Injectable Methotrexate
(Otrexup & Rasuvo) (840)
New medical policy that requires the use of generic methotrexate before we’ll approve coverage of either Otrexup or Rasuvo. Applies to new prescriptions.
Multiple Sclerosis Step Therapy (839) New medical policy that requires the use of dimethyl fumarate or glatiramer/Glatopa before we’ll cover other agents. Applies to new prescriptions.
Oncology Drugs (409) Requiring prior authorization for Alunbrig. Applies to new prescriptions.

 

Looking for More Information?

For more information about any of these medications, use the Medication Lookup tool at bluecrossma.org/medication.

Questions?

If you have any questions, please contact your account executive.


Health Plan Updates for 2022

Effective January 1, 2022, and upon renewal, we’re making changes to our health plans to ensure that we continue to meet the ongoing requirements of health care reform, while providing the high-quality, affordable coverage you and your employees expect from Blue Cross.

In 2022, we’ll offer:

  • - BlueFit: the next generation, proactive health plan
  • - Telehealth updates
  • - Solutions that create value for our members
    • Value care options
    • 90-day retail medication dispensing
    • $0 copay medications
  • - Solutions supporting health and wellness
    • Home fitness equipment reimbursement
    • Optional Mind & Body Program
  • - Solutions to address affordability
    • New merged-market plan designs
    • Plans designed for lower premiums

To see how these and our other updates will affect you, please review the relevant documents below:

Accounts with 50 or Fewer Enrolled

Accounts with 51–99 Enrolled

Accounts with 100 or More Enrolled

You can also use our Plan Comparison tool to find, compare, and download plan documents.

Questions?

If you have any questions, please contact your account executive.

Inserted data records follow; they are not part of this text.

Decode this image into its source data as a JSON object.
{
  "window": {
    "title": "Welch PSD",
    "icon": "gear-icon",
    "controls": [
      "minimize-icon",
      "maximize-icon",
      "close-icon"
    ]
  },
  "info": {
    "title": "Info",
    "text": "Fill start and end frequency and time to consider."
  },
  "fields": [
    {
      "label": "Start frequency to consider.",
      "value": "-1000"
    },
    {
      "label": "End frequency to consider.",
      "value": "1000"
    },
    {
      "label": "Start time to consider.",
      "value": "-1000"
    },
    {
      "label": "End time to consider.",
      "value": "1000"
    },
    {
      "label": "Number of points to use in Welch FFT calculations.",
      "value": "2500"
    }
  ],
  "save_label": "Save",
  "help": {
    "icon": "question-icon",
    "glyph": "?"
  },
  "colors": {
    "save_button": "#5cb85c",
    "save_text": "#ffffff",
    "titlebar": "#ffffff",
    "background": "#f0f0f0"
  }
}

Prior Authorization Change for Outpatient Services for EPO and PPO Plan Members

We originally notified you in November 2021 of this upcoming change, and then we updated you in December 2021 that we would be delaying the effective date due to a DOI bulletin. Today, April 15th, we are notifying you that this prior authorization change will take effect on June 1, 2022.

We're adding prior authorization requirements for certain outpatient services for EPO and PPO plan members, effective June 1, 2022. This requirement helps ensure members receiving safe, effective, and medically necessary services. Services include, but are not limited to:*

  • Continuous glucose monitors
  • Cosmetic procedures
  • Nasal sprays or injections to treat depression
  • Spine surgeries (except for Medicare PPO plan members)
  • Stem cell transplants

Providers-both in network and out of network**-will need to request authorization for members receiving ongoing treatment, and for members who begin treatment on or after the effective date. We'll review requests against our necessity criteria.

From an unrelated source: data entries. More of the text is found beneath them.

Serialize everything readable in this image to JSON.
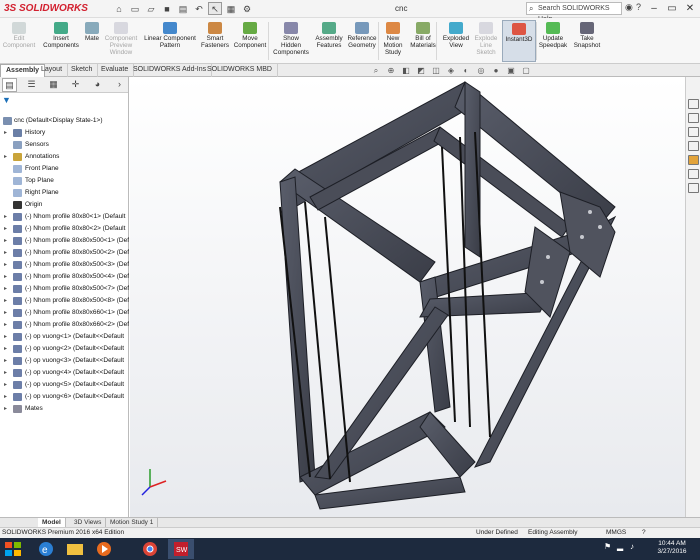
{
  "app": {
    "logo": "3S SOLIDWORKS",
    "window_title": "cnc",
    "search_placeholder": "Search SOLIDWORKS Help",
    "accent": "#d2202f"
  },
  "ribbon": {
    "buttons": [
      {
        "label1": "Edit",
        "label2": "Component",
        "enabled": false,
        "icon": "edit-component-icon"
      },
      {
        "label1": "Insert",
        "label2": "Components",
        "enabled": true,
        "icon": "insert-components-icon"
      },
      {
        "label1": "Mate",
        "label2": "",
        "enabled": true,
        "icon": "mate-icon"
      },
      {
        "label1": "Component",
        "label2": "Preview",
        "label3": "Window",
        "enabled": false,
        "icon": "preview-window-icon"
      },
      {
        "label1": "Linear Component",
        "label2": "Pattern",
        "enabled": true,
        "icon": "linear-pattern-icon"
      },
      {
        "label1": "Smart",
        "label2": "Fasteners",
        "enabled": true,
        "icon": "smart-fasteners-icon"
      },
      {
        "label1": "Move",
        "label2": "Component",
        "enabled": true,
        "icon": "move-component-icon"
      },
      {
        "label1": "Show",
        "label2": "Hidden",
        "label3": "Components",
        "enabled": true,
        "icon": "show-hidden-icon"
      },
      {
        "label1": "Assembly",
        "label2": "Features",
        "enabled": true,
        "icon": "assembly-features-icon"
      },
      {
        "label1": "Reference",
        "label2": "Geometry",
        "enabled": true,
        "icon": "reference-geometry-icon"
      },
      {
        "label1": "New",
        "label2": "Motion",
        "label3": "Study",
        "enabled": true,
        "icon": "motion-study-icon"
      },
      {
        "label1": "Bill of",
        "label2": "Materials",
        "enabled": true,
        "icon": "bom-icon"
      },
      {
        "label1": "Exploded",
        "label2": "View",
        "enabled": true,
        "icon": "exploded-view-icon"
      },
      {
        "label1": "Explode",
        "label2": "Line",
        "label3": "Sketch",
        "enabled": false,
        "icon": "explode-line-icon"
      },
      {
        "label1": "Instant3D",
        "label2": "",
        "enabled": true,
        "active": true,
        "icon": "instant3d-icon"
      },
      {
        "label1": "Update",
        "label2": "Speedpak",
        "enabled": true,
        "icon": "speedpak-icon"
      },
      {
        "label1": "Take",
        "label2": "Snapshot",
        "enabled": true,
        "icon": "snapshot-icon"
      }
    ]
  },
  "tabs": [
    "Assembly",
    "Layout",
    "Sketch",
    "Evaluate",
    "SOLIDWORKS Add-Ins",
    "SOLIDWORKS MBD"
  ],
  "tree": {
    "root": "cnc  (Default<Display State-1>)",
    "items": [
      {
        "label": "History",
        "kind": "history"
      },
      {
        "label": "Sensors",
        "kind": "sensors"
      },
      {
        "label": "Annotations",
        "kind": "annotations"
      },
      {
        "label": "Front Plane",
        "kind": "plane"
      },
      {
        "label": "Top Plane",
        "kind": "plane"
      },
      {
        "label": "Right Plane",
        "kind": "plane"
      },
      {
        "label": "Origin",
        "kind": "origin"
      },
      {
        "label": "(-) Nhom profile 80x80<1> (Default",
        "kind": "part"
      },
      {
        "label": "(-) Nhom profile 80x80<2> (Default",
        "kind": "part"
      },
      {
        "label": "(-) Nhom profile 80x80x500<1> (Def",
        "kind": "part"
      },
      {
        "label": "(-) Nhom profile 80x80x500<2> (Def",
        "kind": "part"
      },
      {
        "label": "(-) Nhom profile 80x80x500<3> (Def",
        "kind": "part"
      },
      {
        "label": "(-) Nhom profile 80x80x500<4> (Def",
        "kind": "part"
      },
      {
        "label": "(-) Nhom profile 80x80x500<7> (Def",
        "kind": "part"
      },
      {
        "label": "(-) Nhom profile 80x80x500<8> (Def",
        "kind": "part"
      },
      {
        "label": "(-) Nhom profile 80x80x660<1> (Def",
        "kind": "part"
      },
      {
        "label": "(-) Nhom profile 80x80x660<2> (Def",
        "kind": "part"
      },
      {
        "label": "(-) op vuong<1> (Default<<Default",
        "kind": "part"
      },
      {
        "label": "(-) op vuong<2> (Default<<Default",
        "kind": "part"
      },
      {
        "label": "(-) op vuong<3> (Default<<Default",
        "kind": "part"
      },
      {
        "label": "(-) op vuong<4> (Default<<Default",
        "kind": "part"
      },
      {
        "label": "(-) op vuong<5> (Default<<Default",
        "kind": "part"
      },
      {
        "label": "(-) op vuong<6> (Default<<Default",
        "kind": "part"
      },
      {
        "label": "Mates",
        "kind": "mates"
      }
    ]
  },
  "bottom_tabs": [
    "Model",
    "3D Views",
    "Motion Study 1"
  ],
  "status": {
    "left": "SOLIDWORKS Premium 2016 x64 Edition",
    "define": "Under Defined",
    "mode": "Editing Assembly",
    "units": "MMGS"
  },
  "taskbar": {
    "time": "10:44 AM",
    "date": "3/27/2016"
  }
}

If you have questions, please contact your account executive.

*Members should check their plan details for the full list of services, or call Member Service.
**This only applies to in-network providers of Medicare Advantage PPO plan members.

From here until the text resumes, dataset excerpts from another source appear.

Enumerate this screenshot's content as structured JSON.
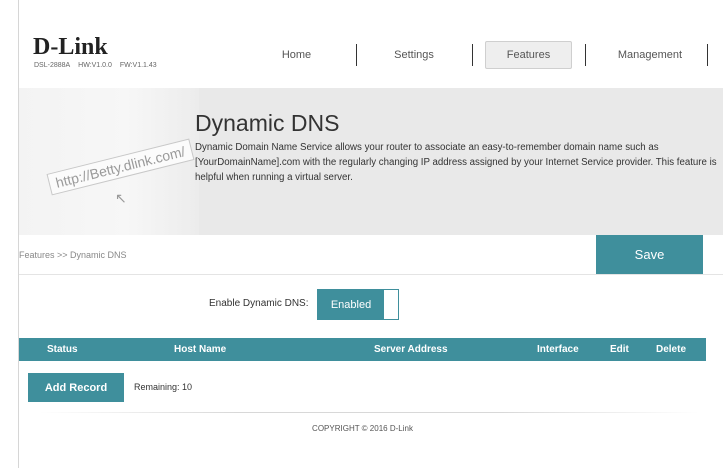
{
  "brand": {
    "logo": "D-Link",
    "model": "DSL-2888A",
    "hw": "HW:V1.0.0",
    "fw": "FW:V1.1.43"
  },
  "nav": {
    "home": "Home",
    "settings": "Settings",
    "features": "Features",
    "management": "Management",
    "active": "Features"
  },
  "banner": {
    "title": "Dynamic DNS",
    "description": "Dynamic Domain Name Service allows your router to associate an easy-to-remember domain name such as [YourDomainName].com with the regularly changing IP address assigned by your Internet Service provider. This feature is helpful when running a virtual server.",
    "illustration_text": "http://Betty.dlink.com/"
  },
  "breadcrumb": "Features >> Dynamic DNS",
  "save_label": "Save",
  "enable": {
    "label": "Enable Dynamic DNS:",
    "value": "Enabled"
  },
  "table": {
    "columns": [
      "Status",
      "Host Name",
      "Server Address",
      "Interface",
      "Edit",
      "Delete"
    ]
  },
  "add_record_label": "Add Record",
  "remaining": "Remaining: 10",
  "copyright": "COPYRIGHT © 2016 D-Link",
  "colors": {
    "accent": "#3f8f9c"
  }
}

Expanded Coverage for Treatment of PANDA/PANS

As of January 1, 2022, Blue Cross Blue Shield of Massachusetts will expand coverage for the treatment of pediatric autoimmune neuropsychiatric disorders and pediatric acute-onset neuropsychiatric syndromes (PANDAS/PANS). This includes, but it is not limited to, intravenous immunoglobulin (IVIG) therapy.

Pediatric autoimmune neuropsychiatric disorders associated with streptococcal infections (PANDAS) and pediatric acute-onset neuropsychiatric syndromes (PANS) can be triggered by a strep infection and occur suddenly in previously healthy children ages of 2-12. Symptoms can include obsessions and compulsions, extreme anxiety, trouble sleeping, difficulty with school work, bodily tics, and other ailments.

This treatment coverage applies to all members except Medicare Advantage and Federal Employee Program members.